Time has brought your heart to me, I have loved you

For a thousand years

I’ll love you for a thousand more

~”A Thousand Years”, Christina Perri

2 thoughts on “A Thousand Years

  1. My husband and I have been trying to create a family for the past 8 years. Through years of failed medical treatments and now through adoption. We were matched with our BM three weeks before he was to be born. We ran around spending thousands of dollars getting everything we would need (why buy it earlier if it were to never work out). Two weeks ago birthday came and both us and our families were overwhelmed with love. It was 8 years in the making. We were at the hospital holding and loving the little guy when our BM changed her mind. I am a crier but I have never heard a cry escape from my like I did in that hospital. We came home, my husband ran ahead of my inside to hide all of the baby stuff so I didn’t have to see it. I spent days laying on the floor of his nursery, surrounded by his things…I didn’t eat or sleep. It has been two weeks and I don’t feel much stronger. I have been writing down our journey so that, like you, my child could read our journey to him/her and, like you, I have struggled with how to write about this and how it has shaken my faith, destroyed my hope, and my fears of being unable to trust another BM in the future. I feel guilty like I should have been able to do or say something to have her feel more comfortable with us. I feel guilty that my families and my husband are hurting because of this, because if I didn’t have infertility issues, we would have a baby by now. The worst part is that I am adopted and talking to our BM helped to resolve some open issues in my own life. I thought this relationship could be so rewarding for all of us, and now we are left with nothing but an empty room and empty hearts. The fact that Sunday is mother’s day only seems to compound my sadness. There are several pregnant people that work with me and once their children are born I will be the only one at work without a child. I feel isolated every way I turn.

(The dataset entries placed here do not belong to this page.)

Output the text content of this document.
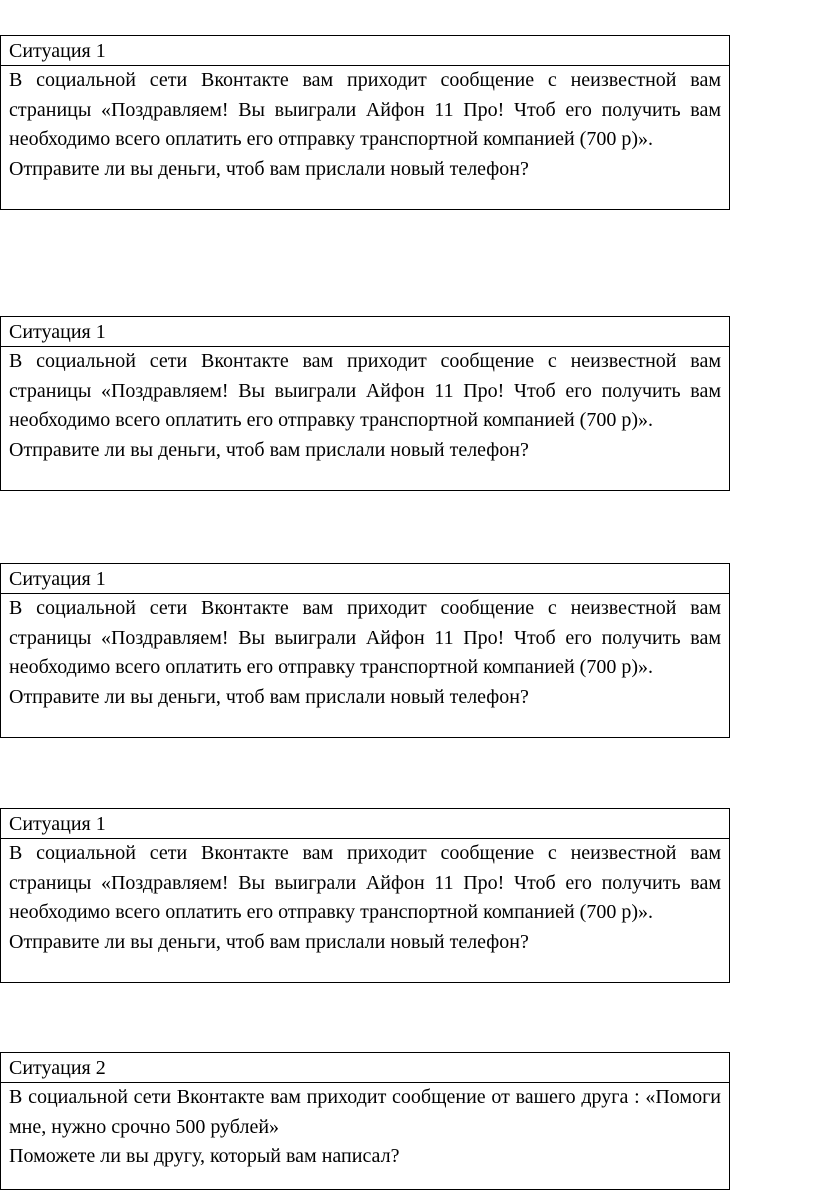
Ситуация 1

В социальной сети Вконтакте вам приходит сообщение с неизвестной вам страницы «Поздравляем! Вы выиграли Айфон 11 Про! Чтоб его получить вам необходимо всего оплатить его отправку транспортной компанией (700 р)».

Отправите ли вы деньги, чтоб вам прислали новый телефон?

Ситуация 1

В социальной сети Вконтакте вам приходит сообщение с неизвестной вам страницы «Поздравляем! Вы выиграли Айфон 11 Про! Чтоб его получить вам необходимо всего оплатить его отправку транспортной компанией (700 р)».

Отправите ли вы деньги, чтоб вам прислали новый телефон?

Ситуация 1

В социальной сети Вконтакте вам приходит сообщение с неизвестной вам страницы «Поздравляем! Вы выиграли Айфон 11 Про! Чтоб его получить вам необходимо всего оплатить его отправку транспортной компанией (700 р)».

Отправите ли вы деньги, чтоб вам прислали новый телефон?

Ситуация 1

В социальной сети Вконтакте вам приходит сообщение с неизвестной вам страницы «Поздравляем! Вы выиграли Айфон 11 Про! Чтоб его получить вам необходимо всего оплатить его отправку транспортной компанией (700 р)».

Отправите ли вы деньги, чтоб вам прислали новый телефон?

Ситуация 2

В социальной сети Вконтакте вам приходит сообщение от вашего друга : «Помоги мне, нужно срочно 500 рублей»

Поможете ли вы другу, который вам написал?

    Then, I found your blog. Incredibly I see my feelings reflected in your words. It is one thing to talk to people with failed adoptions, because those people have come through it on the other side with a child. Right now, it is though I was walking alone…then I found this blog. It gives me some solace to know, out there, right now, is a “mother-to-be” out there with the same hurt and same feelings. That I am not really alone.

    I pray that your child finds you, as soon as possible and that your family is made whole so very soon. I pray for your comfort. I pray for your hope and for a full heart.

    • I’m so so sorry you had to go through that. As heartbreaking as this failed match was for us, we were “lucky” I guess in that we never held her. But letting go of the relationship we developed with BM over 4 months was anything but easy. It’s really helpful for me to write everything out, even if it’s not always something I can post. I would never wish this pain on anyone, but it is comforting in a way knowing I’m not alone. I hope you’re able to find peace with everything, especially tomorrow. Praying your little one comes home soon.